Darry was working overtime again. Ponyboy had gotten a job at the DX over the summer, and was continuing to work there part-time now that school had started again.

Darry didn't know about the job at first. He would have flipped if Ponyboy had told him. But then he had had to go to the doctor, who diagnosed him with ulcers from too much stress and working too much.

Ponyboy had then shown him the money he had earned. He hadn't spent a penny of it; he had been saving it to help pay for college. He presented it to Darry as soon as his older brother came home from the hospital.

"You can't keep working this hard, Darry," Ponyboy had said before Darry could argue. "You'll kill yourself first."

So Ponyboy was still working at the DX, doing the counter job Soda had done before. The manager was the same one who had hired Soda, and he always grinned and shook his head whenever he saw Ponyboy talking to a female customer.

"Just the same as your older brother," he said. "All the young ladies' cars just happen to break down on the opposite side of town. Hoo boy."
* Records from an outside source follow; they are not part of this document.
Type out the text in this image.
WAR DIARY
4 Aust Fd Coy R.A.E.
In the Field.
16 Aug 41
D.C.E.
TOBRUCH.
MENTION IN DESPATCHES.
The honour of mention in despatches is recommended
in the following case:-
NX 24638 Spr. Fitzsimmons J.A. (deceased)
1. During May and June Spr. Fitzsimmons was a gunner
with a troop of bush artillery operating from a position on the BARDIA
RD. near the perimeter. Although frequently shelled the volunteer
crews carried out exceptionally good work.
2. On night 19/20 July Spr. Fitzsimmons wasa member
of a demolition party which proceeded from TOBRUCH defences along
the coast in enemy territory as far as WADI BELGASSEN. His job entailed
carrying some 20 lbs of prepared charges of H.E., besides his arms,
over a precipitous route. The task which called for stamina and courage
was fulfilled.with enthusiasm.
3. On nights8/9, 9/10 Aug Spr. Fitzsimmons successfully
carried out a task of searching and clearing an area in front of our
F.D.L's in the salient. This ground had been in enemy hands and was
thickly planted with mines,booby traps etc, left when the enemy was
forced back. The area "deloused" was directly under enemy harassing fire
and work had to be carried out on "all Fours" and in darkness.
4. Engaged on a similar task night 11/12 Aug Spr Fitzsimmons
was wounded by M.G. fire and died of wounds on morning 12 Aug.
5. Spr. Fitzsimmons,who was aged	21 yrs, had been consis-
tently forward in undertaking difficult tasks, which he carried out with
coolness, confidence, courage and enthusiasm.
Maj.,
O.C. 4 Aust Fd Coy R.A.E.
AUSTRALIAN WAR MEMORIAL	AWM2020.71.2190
Ponyboy wasn't taking too many hard classes this year, and he was sure glad of it. Between track, his job and school, he didn't have much time left.

He had been dating this pretty young girl, Cathy, but he had broken up with her. She was gorgeous, but he could tell she still wasn't over her ex-boyfriend, Bryon Douglass. He didn't have much time for dates anyway.

He still wrote Soda daily, no matter how tired he was. He hoped his brother was getting all his letters.

He wondered how post worked over there. He knew Vietnam was damp, because a lot of Soda's letters were crinkled like they had been wet.